For business owners in Kentucky, divorce can carry some unique complications. While ending a marriage is always a significant financial issue, this can be especially true when a company is involved. Because of the major effects that a divorce can have on a firm’s viability, many business owners may want to plan for divorce before it happens. Indeed, many investors or business partners may even insist on some kind of preparatory measures as a condition for becoming involved. Of course, many spouses are involved in starting a business together, but making a plan can help to protect the business at a later time.
A prenuptial agreement or postnuptial contract can play an important role in divorce preparation and help to facilitate later negotiations. It can also help partners reach a fair agreement at a time when both feel positively about each other. In some cases, the prenup might specify that the business is one spouse’s separate property. It might attribute increases in value to marital property, but the document could provide for a specific amount for the other spouse or specify that a distribution should be done in cash rather than by splitting the business itself.

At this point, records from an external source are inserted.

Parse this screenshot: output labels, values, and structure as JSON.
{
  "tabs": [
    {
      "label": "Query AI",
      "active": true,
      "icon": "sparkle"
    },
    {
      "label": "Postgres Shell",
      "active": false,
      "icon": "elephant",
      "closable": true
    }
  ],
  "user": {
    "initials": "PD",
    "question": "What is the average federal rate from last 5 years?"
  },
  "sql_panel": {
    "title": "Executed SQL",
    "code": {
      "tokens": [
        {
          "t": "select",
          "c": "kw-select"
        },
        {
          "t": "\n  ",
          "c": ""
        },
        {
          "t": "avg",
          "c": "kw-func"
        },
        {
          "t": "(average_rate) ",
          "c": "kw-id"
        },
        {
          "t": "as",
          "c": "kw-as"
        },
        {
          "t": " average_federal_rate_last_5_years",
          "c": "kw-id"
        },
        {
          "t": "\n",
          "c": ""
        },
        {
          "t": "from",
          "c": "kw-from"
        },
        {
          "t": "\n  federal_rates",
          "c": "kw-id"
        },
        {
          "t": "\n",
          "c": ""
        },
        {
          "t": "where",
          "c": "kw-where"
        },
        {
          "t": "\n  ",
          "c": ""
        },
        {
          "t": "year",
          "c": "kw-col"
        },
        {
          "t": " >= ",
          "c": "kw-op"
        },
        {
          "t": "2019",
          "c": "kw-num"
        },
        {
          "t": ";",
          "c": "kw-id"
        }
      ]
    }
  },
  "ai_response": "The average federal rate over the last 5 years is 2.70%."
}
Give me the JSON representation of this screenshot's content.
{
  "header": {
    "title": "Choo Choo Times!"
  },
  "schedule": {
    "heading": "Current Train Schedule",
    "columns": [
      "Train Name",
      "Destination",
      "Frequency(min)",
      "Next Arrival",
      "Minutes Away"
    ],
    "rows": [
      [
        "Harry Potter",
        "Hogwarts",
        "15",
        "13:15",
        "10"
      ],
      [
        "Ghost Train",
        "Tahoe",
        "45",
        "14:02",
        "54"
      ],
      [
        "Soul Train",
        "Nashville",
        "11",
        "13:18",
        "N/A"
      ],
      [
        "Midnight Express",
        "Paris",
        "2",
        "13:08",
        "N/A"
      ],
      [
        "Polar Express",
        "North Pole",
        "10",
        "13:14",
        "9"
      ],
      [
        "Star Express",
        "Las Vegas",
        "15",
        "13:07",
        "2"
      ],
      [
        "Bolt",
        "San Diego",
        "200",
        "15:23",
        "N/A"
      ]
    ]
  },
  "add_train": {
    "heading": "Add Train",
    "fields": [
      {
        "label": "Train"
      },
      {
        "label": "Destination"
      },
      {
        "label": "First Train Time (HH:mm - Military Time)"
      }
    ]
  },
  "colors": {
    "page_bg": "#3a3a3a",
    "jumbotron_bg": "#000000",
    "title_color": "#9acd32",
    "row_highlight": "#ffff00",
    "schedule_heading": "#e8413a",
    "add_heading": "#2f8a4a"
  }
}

When both spouses are partners in the business, such an agreement could lay out the mechanism by which a buyout could take place. It could also establish a basis for continuing to work together after a divorce, which could be the most profitable course of action for some successful business owners.
A spouse considering divorce has a number of financially challenging issues to face, especially if they own a business. However, a family law attorney can help a divorcing spouse to reach a fair settlement on a range of matters, including property division and spousal support.